This post was originally published on Afro
By Reginald Williams
Have you ever asked a man how he’s doing and he says, ‘I’m alright?’”
That was the question posed in a viral video popular on YouTube.
Colion Noir, a video producer and self-confessed “responsible gun owner” narrated a video shown at the start of Kean University’s tenth Annual Union County Fatherhood Conference that divulged real answers from hundreds of Black men to the standard question “how ya’ doing?”
“I’m here to tell you that man is not alright,” said Noir. “That man is battling demons that you cannot possibly imagine.”
“That man is struggling every single day to find a reason to keep going. And the reason we say we’re alright is that as a man, nobody really cares what you’re going through,” the video clip continued.
The video represented a salient fact: mental fitness among Black men is a fleeting reality for some.
The suicide rate for Black men is rising faster than the rate for other ethnic groups. It has risen even more sharply during the pandemic according to the Journal of the American Medical Association.
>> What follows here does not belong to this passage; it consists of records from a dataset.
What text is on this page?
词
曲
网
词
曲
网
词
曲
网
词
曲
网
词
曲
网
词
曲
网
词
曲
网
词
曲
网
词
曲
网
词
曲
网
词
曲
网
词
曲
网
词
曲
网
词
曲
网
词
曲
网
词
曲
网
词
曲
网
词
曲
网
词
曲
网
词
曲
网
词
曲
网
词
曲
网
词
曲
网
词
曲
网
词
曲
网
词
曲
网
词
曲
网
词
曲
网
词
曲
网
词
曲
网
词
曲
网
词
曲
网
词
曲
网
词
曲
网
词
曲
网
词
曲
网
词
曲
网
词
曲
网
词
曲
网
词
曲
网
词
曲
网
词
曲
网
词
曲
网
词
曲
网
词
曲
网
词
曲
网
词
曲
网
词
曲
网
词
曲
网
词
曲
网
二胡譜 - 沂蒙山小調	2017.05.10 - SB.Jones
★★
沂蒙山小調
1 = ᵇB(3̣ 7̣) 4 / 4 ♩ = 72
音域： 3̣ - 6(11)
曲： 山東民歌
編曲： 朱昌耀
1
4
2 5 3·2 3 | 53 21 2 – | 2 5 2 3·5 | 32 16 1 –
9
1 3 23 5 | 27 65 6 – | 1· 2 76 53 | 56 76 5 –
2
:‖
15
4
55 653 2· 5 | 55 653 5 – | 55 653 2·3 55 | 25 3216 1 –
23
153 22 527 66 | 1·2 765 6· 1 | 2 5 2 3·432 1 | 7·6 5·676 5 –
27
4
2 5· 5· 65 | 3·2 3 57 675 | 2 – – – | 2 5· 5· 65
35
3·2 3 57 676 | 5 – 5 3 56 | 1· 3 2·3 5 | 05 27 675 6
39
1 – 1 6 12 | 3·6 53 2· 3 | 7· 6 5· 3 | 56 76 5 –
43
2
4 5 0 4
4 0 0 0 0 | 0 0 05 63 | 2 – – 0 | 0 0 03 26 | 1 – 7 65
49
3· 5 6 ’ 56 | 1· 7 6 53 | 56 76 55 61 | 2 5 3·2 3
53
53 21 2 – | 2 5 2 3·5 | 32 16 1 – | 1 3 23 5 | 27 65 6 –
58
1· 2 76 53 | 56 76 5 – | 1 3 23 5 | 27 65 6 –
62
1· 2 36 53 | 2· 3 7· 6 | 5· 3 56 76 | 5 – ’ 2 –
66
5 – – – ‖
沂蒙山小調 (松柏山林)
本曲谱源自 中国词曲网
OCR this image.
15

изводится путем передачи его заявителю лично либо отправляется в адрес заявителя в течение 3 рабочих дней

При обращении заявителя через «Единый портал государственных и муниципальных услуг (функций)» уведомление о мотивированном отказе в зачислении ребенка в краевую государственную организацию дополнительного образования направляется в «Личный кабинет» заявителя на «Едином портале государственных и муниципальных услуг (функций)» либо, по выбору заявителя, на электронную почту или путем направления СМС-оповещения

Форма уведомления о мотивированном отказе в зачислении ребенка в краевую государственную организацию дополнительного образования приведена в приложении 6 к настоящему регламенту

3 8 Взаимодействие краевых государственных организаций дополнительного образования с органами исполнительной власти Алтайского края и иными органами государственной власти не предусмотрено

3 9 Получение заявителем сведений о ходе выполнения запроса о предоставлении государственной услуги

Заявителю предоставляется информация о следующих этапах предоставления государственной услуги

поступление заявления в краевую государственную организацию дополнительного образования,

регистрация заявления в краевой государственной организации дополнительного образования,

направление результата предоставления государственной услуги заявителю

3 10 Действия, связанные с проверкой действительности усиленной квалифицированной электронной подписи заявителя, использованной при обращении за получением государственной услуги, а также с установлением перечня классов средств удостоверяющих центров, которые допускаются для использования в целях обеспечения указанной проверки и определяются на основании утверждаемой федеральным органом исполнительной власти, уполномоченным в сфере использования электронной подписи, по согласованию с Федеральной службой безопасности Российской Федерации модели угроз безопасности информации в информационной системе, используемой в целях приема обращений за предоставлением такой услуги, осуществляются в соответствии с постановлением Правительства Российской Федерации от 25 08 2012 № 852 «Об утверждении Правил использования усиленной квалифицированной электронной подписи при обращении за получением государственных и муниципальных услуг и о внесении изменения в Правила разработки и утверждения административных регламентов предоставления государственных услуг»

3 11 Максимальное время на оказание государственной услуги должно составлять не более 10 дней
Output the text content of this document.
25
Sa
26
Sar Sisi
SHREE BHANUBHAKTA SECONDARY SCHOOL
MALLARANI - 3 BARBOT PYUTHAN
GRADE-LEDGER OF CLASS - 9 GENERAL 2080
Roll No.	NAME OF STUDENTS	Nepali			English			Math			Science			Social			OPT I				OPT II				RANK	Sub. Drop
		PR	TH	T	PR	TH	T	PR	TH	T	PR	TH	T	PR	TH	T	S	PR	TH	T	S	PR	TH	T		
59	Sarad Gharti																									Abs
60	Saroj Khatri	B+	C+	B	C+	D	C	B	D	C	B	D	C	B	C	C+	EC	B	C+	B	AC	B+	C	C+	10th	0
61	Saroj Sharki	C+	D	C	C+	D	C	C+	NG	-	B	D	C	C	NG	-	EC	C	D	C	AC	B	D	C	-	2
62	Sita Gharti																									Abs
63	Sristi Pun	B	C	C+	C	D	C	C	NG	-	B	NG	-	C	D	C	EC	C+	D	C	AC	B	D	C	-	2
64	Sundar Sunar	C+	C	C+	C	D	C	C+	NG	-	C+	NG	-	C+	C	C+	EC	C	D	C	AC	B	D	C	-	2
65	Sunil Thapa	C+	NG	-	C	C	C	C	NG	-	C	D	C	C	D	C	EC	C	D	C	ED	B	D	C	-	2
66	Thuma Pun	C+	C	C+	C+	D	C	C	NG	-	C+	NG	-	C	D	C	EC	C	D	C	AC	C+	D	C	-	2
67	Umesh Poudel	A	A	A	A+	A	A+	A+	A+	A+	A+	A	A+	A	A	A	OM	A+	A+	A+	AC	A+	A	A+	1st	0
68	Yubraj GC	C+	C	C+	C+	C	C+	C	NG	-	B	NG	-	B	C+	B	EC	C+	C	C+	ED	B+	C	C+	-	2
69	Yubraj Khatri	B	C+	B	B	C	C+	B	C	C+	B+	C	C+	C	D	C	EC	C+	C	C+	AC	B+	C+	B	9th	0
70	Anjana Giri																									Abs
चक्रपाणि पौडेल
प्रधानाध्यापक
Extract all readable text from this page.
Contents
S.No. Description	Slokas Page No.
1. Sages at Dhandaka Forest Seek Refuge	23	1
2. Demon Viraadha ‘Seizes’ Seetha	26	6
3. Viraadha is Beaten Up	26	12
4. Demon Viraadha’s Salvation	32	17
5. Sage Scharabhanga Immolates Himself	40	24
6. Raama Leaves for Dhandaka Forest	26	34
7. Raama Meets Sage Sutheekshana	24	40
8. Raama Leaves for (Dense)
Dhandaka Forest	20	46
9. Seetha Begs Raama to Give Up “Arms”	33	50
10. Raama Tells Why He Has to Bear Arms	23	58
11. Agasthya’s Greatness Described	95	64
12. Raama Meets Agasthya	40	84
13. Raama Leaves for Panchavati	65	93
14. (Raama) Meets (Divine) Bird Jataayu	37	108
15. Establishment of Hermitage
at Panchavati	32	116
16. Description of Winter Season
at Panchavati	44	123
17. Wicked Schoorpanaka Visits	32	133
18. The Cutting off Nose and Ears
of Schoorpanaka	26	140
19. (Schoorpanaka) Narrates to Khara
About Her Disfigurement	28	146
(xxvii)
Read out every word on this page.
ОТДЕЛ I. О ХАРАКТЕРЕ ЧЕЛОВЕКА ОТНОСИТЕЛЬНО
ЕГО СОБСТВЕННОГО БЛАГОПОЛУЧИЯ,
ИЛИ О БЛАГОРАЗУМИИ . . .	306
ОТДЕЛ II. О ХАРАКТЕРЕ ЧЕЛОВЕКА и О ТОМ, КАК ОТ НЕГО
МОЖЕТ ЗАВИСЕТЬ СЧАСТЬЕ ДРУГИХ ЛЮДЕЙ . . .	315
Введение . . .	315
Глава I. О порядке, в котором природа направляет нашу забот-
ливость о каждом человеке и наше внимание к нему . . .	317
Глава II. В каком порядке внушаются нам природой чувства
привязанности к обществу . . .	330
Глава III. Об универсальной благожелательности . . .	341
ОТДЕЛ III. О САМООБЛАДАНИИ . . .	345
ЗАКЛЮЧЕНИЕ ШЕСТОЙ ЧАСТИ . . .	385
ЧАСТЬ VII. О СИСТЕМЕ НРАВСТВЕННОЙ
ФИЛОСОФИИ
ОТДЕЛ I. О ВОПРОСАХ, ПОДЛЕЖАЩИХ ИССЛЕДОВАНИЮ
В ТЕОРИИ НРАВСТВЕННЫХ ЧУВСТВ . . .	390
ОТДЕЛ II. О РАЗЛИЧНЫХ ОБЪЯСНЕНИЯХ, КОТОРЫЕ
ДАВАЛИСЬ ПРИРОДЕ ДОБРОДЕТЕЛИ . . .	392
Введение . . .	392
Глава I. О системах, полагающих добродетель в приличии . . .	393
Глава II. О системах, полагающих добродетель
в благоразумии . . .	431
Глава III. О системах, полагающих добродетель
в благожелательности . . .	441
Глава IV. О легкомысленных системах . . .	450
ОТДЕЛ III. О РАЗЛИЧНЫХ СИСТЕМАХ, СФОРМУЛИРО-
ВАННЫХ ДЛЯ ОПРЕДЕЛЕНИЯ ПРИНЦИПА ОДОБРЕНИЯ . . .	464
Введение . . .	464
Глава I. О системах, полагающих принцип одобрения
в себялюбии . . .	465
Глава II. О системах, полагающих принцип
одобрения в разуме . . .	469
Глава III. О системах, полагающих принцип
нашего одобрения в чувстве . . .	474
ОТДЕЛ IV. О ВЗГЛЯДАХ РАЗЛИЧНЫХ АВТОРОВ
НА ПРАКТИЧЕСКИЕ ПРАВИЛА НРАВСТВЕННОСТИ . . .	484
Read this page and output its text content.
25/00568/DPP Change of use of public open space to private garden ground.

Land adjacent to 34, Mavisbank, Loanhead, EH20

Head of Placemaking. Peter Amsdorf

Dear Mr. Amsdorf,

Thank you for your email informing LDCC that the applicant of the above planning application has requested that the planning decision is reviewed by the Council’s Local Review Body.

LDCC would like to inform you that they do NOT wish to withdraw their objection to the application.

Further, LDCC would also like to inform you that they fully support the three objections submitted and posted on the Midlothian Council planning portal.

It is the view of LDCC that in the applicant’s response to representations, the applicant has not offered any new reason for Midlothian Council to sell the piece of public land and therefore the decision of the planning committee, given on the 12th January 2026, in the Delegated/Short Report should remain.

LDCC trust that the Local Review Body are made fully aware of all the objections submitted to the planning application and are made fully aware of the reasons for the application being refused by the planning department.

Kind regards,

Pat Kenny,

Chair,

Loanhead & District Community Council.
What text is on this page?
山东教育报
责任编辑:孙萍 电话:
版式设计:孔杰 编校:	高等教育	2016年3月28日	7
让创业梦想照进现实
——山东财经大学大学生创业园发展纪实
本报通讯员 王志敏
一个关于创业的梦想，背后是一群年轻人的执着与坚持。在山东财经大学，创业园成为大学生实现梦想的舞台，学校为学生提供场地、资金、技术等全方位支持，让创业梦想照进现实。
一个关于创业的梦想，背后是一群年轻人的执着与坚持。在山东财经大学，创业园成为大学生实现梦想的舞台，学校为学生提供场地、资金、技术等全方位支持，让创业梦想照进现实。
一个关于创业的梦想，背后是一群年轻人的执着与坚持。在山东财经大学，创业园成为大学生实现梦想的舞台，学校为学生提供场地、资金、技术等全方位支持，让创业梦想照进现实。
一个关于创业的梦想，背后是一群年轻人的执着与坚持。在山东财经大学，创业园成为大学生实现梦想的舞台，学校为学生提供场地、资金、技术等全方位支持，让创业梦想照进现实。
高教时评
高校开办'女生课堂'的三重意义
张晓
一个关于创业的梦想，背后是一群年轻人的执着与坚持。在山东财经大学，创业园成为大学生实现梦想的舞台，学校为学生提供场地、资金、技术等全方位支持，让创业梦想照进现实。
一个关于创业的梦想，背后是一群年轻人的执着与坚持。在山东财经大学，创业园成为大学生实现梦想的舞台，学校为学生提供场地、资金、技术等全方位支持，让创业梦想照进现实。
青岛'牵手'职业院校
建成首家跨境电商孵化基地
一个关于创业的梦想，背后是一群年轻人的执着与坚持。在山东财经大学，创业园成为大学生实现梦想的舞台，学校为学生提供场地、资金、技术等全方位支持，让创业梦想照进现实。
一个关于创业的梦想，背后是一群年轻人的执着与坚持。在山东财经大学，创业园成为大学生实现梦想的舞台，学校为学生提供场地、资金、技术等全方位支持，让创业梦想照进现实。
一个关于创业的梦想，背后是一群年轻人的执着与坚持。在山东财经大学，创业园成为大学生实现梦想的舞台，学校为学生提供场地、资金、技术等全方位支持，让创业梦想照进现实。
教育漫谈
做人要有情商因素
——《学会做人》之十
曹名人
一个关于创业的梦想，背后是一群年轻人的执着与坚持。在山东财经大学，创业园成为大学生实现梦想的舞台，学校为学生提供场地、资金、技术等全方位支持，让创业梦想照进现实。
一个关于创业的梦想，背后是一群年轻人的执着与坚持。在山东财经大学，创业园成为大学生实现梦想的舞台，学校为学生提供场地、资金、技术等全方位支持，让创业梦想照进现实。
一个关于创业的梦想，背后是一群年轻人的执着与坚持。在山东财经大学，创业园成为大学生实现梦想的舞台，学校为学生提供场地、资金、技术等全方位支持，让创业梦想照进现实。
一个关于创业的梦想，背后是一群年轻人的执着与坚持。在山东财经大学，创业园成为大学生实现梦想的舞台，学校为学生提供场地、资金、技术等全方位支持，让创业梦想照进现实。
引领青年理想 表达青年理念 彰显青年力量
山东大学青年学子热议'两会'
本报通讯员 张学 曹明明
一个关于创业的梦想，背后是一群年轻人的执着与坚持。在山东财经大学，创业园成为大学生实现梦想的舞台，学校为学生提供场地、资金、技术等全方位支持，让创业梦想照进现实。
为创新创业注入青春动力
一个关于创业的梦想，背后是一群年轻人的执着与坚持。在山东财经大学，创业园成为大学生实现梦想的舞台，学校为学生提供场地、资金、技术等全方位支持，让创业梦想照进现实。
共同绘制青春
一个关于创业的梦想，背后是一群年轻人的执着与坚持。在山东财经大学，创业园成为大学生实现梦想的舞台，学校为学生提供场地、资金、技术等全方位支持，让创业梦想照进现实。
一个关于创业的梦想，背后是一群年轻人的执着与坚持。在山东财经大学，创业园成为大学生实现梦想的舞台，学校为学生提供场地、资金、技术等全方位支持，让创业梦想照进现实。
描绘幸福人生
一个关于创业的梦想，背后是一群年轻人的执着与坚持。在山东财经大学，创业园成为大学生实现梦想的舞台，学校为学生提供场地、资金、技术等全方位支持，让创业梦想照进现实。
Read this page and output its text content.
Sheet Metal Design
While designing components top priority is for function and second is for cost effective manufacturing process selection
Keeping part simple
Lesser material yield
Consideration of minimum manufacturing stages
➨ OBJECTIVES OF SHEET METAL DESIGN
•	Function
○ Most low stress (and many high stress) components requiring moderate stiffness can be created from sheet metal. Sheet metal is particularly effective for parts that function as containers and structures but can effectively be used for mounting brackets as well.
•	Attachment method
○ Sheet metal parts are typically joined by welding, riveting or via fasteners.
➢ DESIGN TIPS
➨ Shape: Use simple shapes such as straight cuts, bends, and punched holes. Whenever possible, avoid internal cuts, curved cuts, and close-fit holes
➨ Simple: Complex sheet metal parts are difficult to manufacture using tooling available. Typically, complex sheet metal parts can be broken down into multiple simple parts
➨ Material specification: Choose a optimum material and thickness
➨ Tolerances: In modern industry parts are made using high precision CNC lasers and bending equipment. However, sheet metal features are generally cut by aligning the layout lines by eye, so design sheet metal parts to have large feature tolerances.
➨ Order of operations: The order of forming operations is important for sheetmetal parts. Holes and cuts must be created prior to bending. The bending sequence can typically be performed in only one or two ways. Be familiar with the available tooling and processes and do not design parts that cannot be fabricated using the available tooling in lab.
Suicide by Black men, according to the U.S. Department of Health and Human Services Office of Minority Health, was four times greater than for African American women in 2018.
Many mental health professionals agree that Black men’s predisposition to chain themselves to societal and cultural ideologies serves as the primary reason why men, Black fathers, too often suffer in silence. Human biology professor Judy U. Chu, of Stanford University, shared “that boys are socialized to mask their sweetness and emotional attachments.” One central message taught to boys is that “big boys don’t cry.”